Name of the Principal Investigator : Wiebke GUICHARD (PI)
Name of the PI’s host institution : Université Joseph Fourier Grenoble 1/ Institut Néel
Full Title : Frequency-to-current conversion with coherent Josephson crystals
Short title : FrecuJoc
Duration in months : 60 months
This project will explore quantum mechanical coherence in Josephson crystals and apply it for frequency-to-current conversion. A Josephson "crystal" can be realized by repeating a single Josephson junction or SQUID in space to form a one-dimensional ladder structure. This crystal can show a macroscopic coherent behaviour due to the coherent superposition of the quantum "phase-slips" (2π phase differences) occurring on each single junction. The coherent superposition gives rise to a novel, global non-linearity which turns the Josephson crystal into an effective “single junction” described by the dynamics of the global charge.

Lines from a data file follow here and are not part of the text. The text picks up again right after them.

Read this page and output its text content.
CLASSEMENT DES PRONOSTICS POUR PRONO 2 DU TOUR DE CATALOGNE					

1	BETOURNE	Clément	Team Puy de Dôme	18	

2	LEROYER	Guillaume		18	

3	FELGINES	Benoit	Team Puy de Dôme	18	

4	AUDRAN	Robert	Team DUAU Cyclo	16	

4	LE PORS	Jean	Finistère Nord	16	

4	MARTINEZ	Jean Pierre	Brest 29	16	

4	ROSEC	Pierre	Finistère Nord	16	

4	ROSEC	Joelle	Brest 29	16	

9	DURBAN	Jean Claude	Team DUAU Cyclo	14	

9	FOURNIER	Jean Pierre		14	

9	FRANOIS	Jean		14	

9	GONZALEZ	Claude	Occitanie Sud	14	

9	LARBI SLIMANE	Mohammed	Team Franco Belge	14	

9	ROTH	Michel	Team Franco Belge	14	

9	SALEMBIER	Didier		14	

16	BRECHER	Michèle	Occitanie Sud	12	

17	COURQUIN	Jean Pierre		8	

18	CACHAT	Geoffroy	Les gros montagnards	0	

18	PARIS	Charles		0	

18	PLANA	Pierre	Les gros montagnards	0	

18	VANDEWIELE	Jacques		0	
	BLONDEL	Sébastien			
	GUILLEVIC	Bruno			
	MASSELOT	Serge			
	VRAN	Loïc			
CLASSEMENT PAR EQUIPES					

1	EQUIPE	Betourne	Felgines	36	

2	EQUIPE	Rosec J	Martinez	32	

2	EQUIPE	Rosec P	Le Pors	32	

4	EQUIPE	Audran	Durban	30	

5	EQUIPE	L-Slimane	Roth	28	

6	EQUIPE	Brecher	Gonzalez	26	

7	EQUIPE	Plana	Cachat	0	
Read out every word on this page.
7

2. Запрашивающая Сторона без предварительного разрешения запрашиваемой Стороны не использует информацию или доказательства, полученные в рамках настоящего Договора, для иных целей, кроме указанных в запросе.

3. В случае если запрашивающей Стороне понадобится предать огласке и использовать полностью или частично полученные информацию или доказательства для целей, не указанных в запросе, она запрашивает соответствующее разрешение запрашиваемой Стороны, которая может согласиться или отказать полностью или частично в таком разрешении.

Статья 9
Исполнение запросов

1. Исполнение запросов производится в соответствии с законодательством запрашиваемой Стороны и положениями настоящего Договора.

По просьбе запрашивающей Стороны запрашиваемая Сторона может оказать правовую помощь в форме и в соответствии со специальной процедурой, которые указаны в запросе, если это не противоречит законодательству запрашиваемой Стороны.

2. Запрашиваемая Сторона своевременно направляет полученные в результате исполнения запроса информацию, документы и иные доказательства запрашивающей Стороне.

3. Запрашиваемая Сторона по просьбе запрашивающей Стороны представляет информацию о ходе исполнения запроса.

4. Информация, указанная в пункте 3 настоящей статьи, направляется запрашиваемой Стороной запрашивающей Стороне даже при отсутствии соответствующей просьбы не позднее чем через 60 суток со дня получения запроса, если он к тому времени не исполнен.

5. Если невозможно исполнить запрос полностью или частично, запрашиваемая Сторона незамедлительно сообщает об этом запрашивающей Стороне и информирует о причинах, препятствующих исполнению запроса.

The enormous progress in the control of the microwave environment in superconducting quantum circuit experiments over the last ten years now makes it possible to study coherence in large multi-junction circuits experimentally. In particular this project aims, by novel experiments on Josephson junction chains, to understand the crucial questions of external charge dynamics and dissipation that originate from the many-body effects present in these chains. Scaling up the number of Josephson junctions in a circuit automatically implies the presence of low-frequency plasma modes, which lead to internal dissipation in the system and make these experiments very challenging. By using Josephson junction chains with a disordered or fractal pattern it should be possible to localize plasmon wave-functions that do not couple to the quantum states of the Josephson crystal and simultaneously keep the coherence intact. In addition, a first systematic study will be done of the external charge dynamics occurring in Josephson junction chains, in particular noise correlations.
A final aim of the project is to use the coherent superposition of quantum phase slips in a Josephson crystal to realize a frequency-to-current converter. If successful, this project will lead to a definition of the electrical current with an unprecedented precision.